One patient with SCD and 7 of 33 patients with thalassemia experienced disease recurrence after UCB transplantation. Three of 5 patients had sustained donor engraftment after a second conventional BMT from the same sibling donor. The impact of the conditioning regimen and the use of methotrexate (MTX) to prevent GVHD were considered in a univariate analysis of their associations with disease-free survival. This analysis showed that patients given MTX as part of GVHD prophylaxis had a significantly lower probability of surviving event-free compared to those who did not receive it (55% vs. 90%, respectively, P = 0.005). It also showed that receiving a non-MTX-containing regimen favorably affected the probability of myeloid recovery among all patients (P = 0.04) and in thalassemia patients (P = 0.06). In addition, pretransplant conditioning with BU and CY alone was associated with a lower probability of engraftment (P = 0.0003). Among thalassemia patients, the combinations of BU, TT, and CY or BU, TT, and FLU in the conditioning regimen were associated with a significantly higher probability of surviving event-free (94% for BU, TT, CY or BU, TT, FLU vs. 62% for BU/CY, P = 0.03). These results suggest that outcomes after UCB transplantation from sibling donors for hemoglobinopathies are similar to observations after BMT, with the potential for a lower rate of GVHD. The results also suggest that the problem of graft rejection is affected by the composition of pre- and postgrafting immunosuppressive regimens. To test these hypotheses, a prospective multicenter clinical trial of UCB transplantation from HLA-identical donors has been initiated.

Based in part on these observations, there is growing interest in facilitating UCB collection and storage from families who currently have a child with sickle cell anemia or hematological disorder and who are expecting another child. A national program to support cord blood collection for families who might benefit from UCB transplantation has been developed at the Children’s Hospital Oakland Research Institute.⁶⁴ To date, this program has collected over 600 UCB donations from remote sites (primarily at community hospitals) in 42 states. High-quality UCB units that have a low bacterial contamination rate (less than 3%) and a cellular content sufficient to support transplantation (> 1.5 × 10⁷ total nucleated cells/kg recipient weight collected in 90% of the cases) have been collected and processed by this program. On a very practical level, UCB stored in a public banking program is immediately available for use and does not require an extended waiting period. These considerations demonstrate the value of a national UCB banking resource that is available to families with children who might benefit from UCB transplantation and to researchers conducting prospective investigations of UCB transplantation.
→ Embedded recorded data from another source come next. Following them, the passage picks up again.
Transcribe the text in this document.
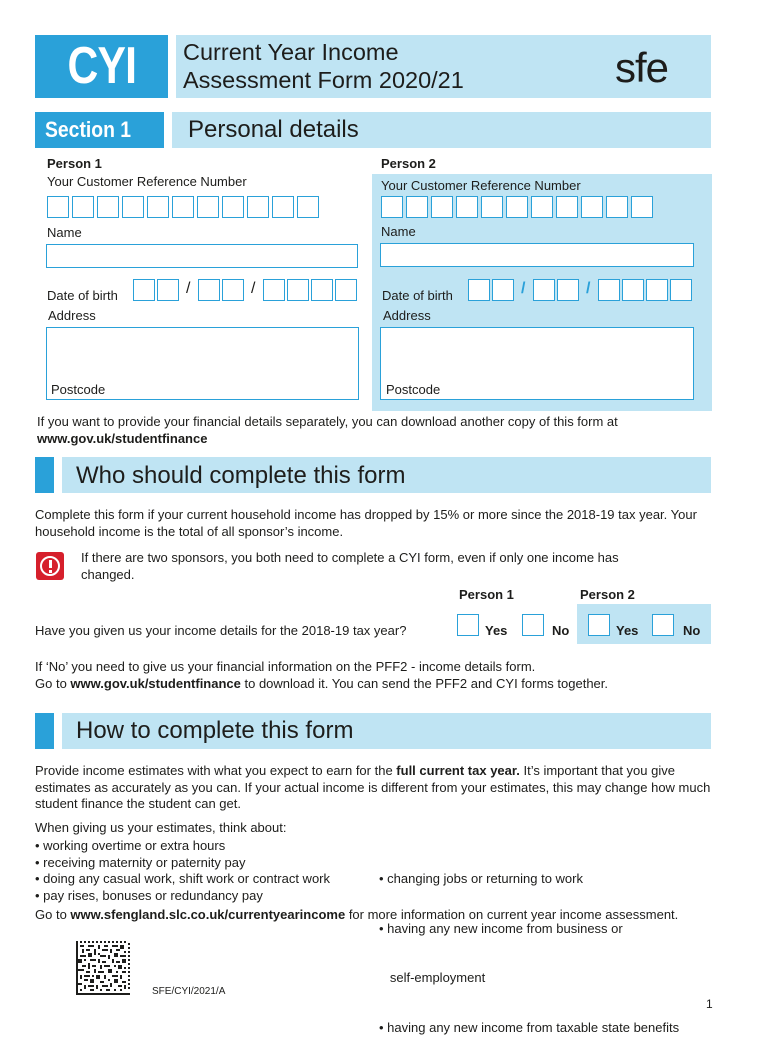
CYI	Current Year Income
Assessment Form 2020/21	sfe
Section 1	Personal details
Person 1
Your Customer Reference Number
Name
Date of birth	/	/
Address
Postcode
Person 2
Your Customer Reference Number
Name
Date of birth	/	/
Address
Postcode
If you want to provide your financial details separately, you can download another copy of this form at
www.gov.uk/studentfinance
Who should complete this form
Complete this form if your current household income has dropped by 15% or more since the 2018-19 tax year. Your household income is the total of all sponsor’s income.
If there are two sponsors, you both need to complete a CYI form, even if only one income has changed.
Person 1	Person 2
Have you given us your income details for the 2018-19 tax year?	Yes	No	Yes	No
If ‘No’ you need to give us your financial information on the PFF2 - income details form.
Go to www.gov.uk/studentfinance to download it. You can send the PFF2 and CYI forms together.
How to complete this form
Provide income estimates with what you expect to earn for the full current tax year. It’s important that you give estimates as accurately as you can. If your actual income is different from your estimates, this may change how much student finance the student can get.
When giving us your estimates, think about:
• working overtime or extra hours
• receiving maternity or paternity pay
• doing any casual work, shift work or contract work
• pay rises, bonuses or redundancy pay

• changing jobs or returning to work

• having any new income from business or

self-employment

• having any new income from taxable state benefits

Go to www.sfengland.slc.co.uk/currentyearincome for more information on current year income assessment.
SFE/CYI/2021/A
1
Since the first report of successful BMT for sickle cell anemia 20 years ago, this curative therapy has emerged as an important option in treating individuals who inherit this disorder. While its curative potential distinguishes it from therapeutic alternatives, such as RBC transfusions and hydroxyurea, the acute and late toxicities of transplantation raise concerns about its wider use. These concerns are being addressed by ongoing efforts to develop nonmyeloablative transplantation regimens for sickle cell anemia. However, to date, an optimal regimen has not yet been identified. Ultimately, the future of transplantation for SCD will revolve around efforts to better understand the barriers to engraftment and how to overcome them. If these obstacles are eliminated, the possibility of transplantation from alternate stem cell sources such as UCB may become routine, thereby making transplantation available to more patients.